Discover more from The Personal History, Adventures, Experiences & Observations of Peter Leroy
Topical Guide 104
Tales: Folktales, Fairy Tales, Fables
Life: Desire for Another, Different, Better
Distinction or Status: Desire for
Vanity of Human wishes, The
One afternoon, at reading time, we settled onto the lawn, and Miss Louisa opened a book and said, “Today I’m going to read you a story called ‘The Fox and the Clam.’”
“I know that story,” I blurted out, surprised and thrilled. A new feeling arose within me, a warm and pleasant feeling. It was pride. I had already read the story of the fox and the clam, but the other children, to judge from their blank faces, hadn’t; that meant that I was in an elevated position, closer to Miss Emily and Miss Louisa than any of the others.
Little Follies, “The Fox and the Clam”
Miss Louisa began.
“Once upon a time, a fox was on her way home to her family. She had spent all day scrubbing floors in the palace of the lion, who was the king of all the beasts. … Her knees were sore, and her hands were rough and chafed. Her body ached from the hard work she had to do. Her heart ached too, because she knew that she would have to go on doing this work until she died. ‘Oh,’ she wailed, ‘A fox’s life is a sorry life. I wish I could be some other animal.’
“Just then a fairy popped out from under a toadstool. ‘Your wish is granted,’ said the fairy, who had the power to grant wishes. ‘You may be any animal you choose to be.’ …
“She cried, ‘I wish to be a clam,’ and jumped into the bay. By the time she reached the bottom, she had become a clam, and she was happy.
“But just then, along came one of the Royal Clamdiggers, and he dug up the clam who had once been a fox. He took her to the Royal Cook, and that night she ended up in the Royal Stomach.”
Little Follies, “The Fox and the Clam”
Once upon a time: in fairytale that does not only mean something past, but a more colourful or lighter Elsewhere. And those who live happily ever after there, if they are not dead yet, are still alive to this day. Even in the fairytale there is suffering, but it changes, and does so for good. Gentle, badly treated Cinderella goes to the little tree where her mother's grave lies, little tree wake yourself and shake yourself, a dress falls down, the most splendid and dazzling Cinderella has ever seen, and the slippers are all golden. The fairytale always turns golden in the end, there is enough happiness to go round. It is always the little heroes and the poor folk here who manage to reach the place where life has come good.
As a little child aged seven, [Susy] was oppressed and perplexed by the maddening repetition of the stock incidents of our race’s fleeting sojourn here. . . . A myriad of men are born; they labor and sweat and struggle for bread; age creeps upon them; infirmities follow; shames and humiliations bring down their prides and their vanities; those they love are taken from them, and the joy of life is turned to aching grief. The burden of pain, care, misery, grows heavier year by year; at length ambition is dead; pride is dead; vanity is dead; longing for release is in their place. It comes at last—the only unpoisoned gift earth ever had for them—and they vanish from a world where they were of no consequence; where they achieved nothing; where they were a mistake and a failure and a foolishness. . . . Then another myriad takes their place, and copies all they did, and goes along the same profitless road, and vanishes as they vanished—to make room for another and another and a million other myriads to follow the same arid path through the same desert and accomplish what the first myriad, and all the myriads that came after it accomplished—nothing! “Mamma, what is it all for?” asked Susy.

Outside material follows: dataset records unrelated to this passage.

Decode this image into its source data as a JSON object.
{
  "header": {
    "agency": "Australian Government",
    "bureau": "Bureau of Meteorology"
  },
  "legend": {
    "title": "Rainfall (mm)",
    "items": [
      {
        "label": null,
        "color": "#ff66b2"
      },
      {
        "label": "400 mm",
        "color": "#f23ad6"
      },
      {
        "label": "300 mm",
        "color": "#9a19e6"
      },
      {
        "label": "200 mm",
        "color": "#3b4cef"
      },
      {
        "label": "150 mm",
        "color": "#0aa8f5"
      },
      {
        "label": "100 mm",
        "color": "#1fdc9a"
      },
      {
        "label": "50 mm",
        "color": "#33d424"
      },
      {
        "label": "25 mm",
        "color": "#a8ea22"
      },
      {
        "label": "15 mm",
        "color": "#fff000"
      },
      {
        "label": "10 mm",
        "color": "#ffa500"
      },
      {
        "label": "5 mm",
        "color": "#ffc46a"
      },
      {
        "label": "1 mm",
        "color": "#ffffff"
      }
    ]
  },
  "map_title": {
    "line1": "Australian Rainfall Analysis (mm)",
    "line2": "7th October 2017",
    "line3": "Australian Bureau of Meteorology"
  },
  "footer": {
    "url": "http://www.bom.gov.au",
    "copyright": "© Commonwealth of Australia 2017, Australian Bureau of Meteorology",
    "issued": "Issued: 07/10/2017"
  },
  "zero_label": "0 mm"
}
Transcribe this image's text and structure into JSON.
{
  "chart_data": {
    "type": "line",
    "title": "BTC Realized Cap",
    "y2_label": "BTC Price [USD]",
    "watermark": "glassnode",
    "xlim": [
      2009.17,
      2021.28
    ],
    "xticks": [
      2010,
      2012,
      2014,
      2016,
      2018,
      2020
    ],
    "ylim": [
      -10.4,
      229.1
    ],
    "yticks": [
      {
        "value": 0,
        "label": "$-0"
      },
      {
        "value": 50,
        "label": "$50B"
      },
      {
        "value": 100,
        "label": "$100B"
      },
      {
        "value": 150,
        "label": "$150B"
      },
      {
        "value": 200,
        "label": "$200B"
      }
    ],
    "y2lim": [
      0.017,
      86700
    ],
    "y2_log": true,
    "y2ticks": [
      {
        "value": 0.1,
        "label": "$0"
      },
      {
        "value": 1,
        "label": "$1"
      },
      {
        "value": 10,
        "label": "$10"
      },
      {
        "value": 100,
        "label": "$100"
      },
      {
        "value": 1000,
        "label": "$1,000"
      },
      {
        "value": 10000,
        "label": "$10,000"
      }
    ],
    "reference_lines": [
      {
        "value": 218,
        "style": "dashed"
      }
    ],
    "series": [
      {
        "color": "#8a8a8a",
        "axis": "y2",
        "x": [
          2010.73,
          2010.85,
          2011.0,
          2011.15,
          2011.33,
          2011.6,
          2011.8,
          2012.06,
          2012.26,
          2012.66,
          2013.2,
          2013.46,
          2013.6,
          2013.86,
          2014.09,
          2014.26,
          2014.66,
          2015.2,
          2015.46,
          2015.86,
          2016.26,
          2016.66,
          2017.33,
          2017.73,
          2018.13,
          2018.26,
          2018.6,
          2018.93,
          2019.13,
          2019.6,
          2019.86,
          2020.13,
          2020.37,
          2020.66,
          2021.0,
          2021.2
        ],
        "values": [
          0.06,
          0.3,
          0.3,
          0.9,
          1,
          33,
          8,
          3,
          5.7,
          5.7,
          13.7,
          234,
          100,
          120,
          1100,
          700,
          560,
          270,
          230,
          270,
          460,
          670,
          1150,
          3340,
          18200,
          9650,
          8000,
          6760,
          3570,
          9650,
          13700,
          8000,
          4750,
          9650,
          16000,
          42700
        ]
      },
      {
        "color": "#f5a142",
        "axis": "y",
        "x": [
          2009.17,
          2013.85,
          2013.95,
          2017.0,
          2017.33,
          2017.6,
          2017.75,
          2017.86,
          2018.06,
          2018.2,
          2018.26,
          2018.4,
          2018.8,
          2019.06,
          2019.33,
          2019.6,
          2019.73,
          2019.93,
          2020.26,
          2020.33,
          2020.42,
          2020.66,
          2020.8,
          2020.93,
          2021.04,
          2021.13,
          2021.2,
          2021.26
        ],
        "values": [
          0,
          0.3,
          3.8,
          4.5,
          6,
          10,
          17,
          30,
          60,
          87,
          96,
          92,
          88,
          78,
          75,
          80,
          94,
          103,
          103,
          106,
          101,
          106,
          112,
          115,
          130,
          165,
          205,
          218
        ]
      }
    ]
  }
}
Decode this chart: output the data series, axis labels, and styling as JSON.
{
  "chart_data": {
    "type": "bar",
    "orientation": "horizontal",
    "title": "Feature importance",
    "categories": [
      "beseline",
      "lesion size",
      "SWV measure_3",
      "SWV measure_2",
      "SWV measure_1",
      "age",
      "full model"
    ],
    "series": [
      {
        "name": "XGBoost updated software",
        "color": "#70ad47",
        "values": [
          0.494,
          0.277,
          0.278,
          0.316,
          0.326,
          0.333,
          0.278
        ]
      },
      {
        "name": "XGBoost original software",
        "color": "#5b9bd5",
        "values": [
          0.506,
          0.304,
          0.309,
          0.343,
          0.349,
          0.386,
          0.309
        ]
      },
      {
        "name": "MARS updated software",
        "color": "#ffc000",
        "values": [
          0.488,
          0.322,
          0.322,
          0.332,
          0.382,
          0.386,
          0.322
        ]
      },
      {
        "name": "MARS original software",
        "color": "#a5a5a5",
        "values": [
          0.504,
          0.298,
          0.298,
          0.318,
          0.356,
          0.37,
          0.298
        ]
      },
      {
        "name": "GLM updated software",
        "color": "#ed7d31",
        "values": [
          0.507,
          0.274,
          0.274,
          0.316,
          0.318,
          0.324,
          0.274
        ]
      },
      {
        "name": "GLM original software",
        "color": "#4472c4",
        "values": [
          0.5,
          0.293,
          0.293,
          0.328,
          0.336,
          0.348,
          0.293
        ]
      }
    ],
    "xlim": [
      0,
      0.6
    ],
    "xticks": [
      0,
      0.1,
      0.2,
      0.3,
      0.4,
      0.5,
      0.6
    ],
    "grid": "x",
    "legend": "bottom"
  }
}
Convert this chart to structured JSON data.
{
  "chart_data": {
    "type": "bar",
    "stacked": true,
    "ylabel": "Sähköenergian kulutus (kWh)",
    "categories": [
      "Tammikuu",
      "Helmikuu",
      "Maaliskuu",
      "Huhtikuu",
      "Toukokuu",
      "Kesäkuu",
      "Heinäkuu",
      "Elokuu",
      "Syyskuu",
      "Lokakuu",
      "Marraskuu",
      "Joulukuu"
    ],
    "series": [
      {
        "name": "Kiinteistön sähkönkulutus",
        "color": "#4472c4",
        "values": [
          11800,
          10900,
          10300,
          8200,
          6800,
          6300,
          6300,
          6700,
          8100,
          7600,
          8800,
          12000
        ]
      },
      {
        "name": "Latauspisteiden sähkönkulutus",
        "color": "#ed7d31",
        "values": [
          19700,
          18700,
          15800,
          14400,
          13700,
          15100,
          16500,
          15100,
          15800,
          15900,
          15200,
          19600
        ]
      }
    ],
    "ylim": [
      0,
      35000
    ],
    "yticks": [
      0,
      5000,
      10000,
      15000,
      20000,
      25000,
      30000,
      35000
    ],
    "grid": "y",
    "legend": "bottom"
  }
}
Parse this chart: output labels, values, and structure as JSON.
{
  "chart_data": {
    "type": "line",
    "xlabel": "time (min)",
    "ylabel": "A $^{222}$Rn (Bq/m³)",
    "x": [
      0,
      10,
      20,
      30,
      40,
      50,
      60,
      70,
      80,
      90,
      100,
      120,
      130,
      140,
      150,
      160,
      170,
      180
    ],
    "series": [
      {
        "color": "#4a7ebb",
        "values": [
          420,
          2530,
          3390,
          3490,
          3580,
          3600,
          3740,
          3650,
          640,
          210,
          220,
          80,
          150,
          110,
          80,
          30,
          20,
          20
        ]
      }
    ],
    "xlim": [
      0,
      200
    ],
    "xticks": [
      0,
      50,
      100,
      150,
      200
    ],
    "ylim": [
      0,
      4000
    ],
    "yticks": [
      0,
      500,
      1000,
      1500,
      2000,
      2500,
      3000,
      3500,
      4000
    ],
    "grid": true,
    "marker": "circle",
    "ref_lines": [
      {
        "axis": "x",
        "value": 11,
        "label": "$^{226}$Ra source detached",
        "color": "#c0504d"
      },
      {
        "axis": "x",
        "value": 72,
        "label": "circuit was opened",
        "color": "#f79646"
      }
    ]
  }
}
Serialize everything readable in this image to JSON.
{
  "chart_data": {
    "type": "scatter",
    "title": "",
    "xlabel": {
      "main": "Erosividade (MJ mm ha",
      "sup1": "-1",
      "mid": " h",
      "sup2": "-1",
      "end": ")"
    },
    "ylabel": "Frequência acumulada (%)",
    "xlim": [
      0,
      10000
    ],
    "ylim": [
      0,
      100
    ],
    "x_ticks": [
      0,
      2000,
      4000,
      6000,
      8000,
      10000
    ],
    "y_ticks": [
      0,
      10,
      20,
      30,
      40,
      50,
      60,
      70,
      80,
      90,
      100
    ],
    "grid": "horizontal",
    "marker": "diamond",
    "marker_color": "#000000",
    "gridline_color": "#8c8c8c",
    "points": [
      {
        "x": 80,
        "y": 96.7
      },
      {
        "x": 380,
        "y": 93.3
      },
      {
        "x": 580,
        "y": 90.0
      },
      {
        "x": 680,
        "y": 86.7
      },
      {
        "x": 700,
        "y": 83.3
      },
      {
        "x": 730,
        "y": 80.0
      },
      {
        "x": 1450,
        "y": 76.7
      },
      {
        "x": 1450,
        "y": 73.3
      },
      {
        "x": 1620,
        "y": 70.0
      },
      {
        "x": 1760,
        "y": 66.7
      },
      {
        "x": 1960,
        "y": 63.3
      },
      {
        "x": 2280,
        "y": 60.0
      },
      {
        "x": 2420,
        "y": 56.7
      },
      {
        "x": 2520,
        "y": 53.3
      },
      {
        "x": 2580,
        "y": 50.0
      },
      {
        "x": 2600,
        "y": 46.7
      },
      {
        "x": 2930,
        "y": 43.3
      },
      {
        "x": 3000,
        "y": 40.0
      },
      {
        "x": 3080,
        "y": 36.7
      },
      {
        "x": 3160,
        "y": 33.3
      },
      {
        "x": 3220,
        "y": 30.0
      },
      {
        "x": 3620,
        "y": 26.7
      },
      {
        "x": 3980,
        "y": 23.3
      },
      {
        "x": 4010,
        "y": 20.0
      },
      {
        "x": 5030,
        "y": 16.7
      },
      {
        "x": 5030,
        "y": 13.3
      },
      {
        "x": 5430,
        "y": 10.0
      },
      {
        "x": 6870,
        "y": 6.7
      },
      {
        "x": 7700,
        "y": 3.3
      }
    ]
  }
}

Well, at the Misses Leighton’s nursery school “Once upon a time” did not mean a lighter Elsewhere! I’m glad I didn’t attend that school! Although I don’t remember my own nursery school experience, I’m sure there was nothing as dark and discouraging as the story of the fox and the clam as related by Miss Louisa. Wait. Why do I say that? I mean why do I write that? I don’t remember anything as dark and discouraging as the story of the fox and the clam as related by Miss Louisa, but maybe I’ve repressed the memory. In fact, maybe that’s why I don’t remember anything at all from my nursery school days. To repress the painful memory of the story of the fox and the clam, to repress it as fully as possible, I’ve repressed everything. Definitely something to consider in TTAoMD.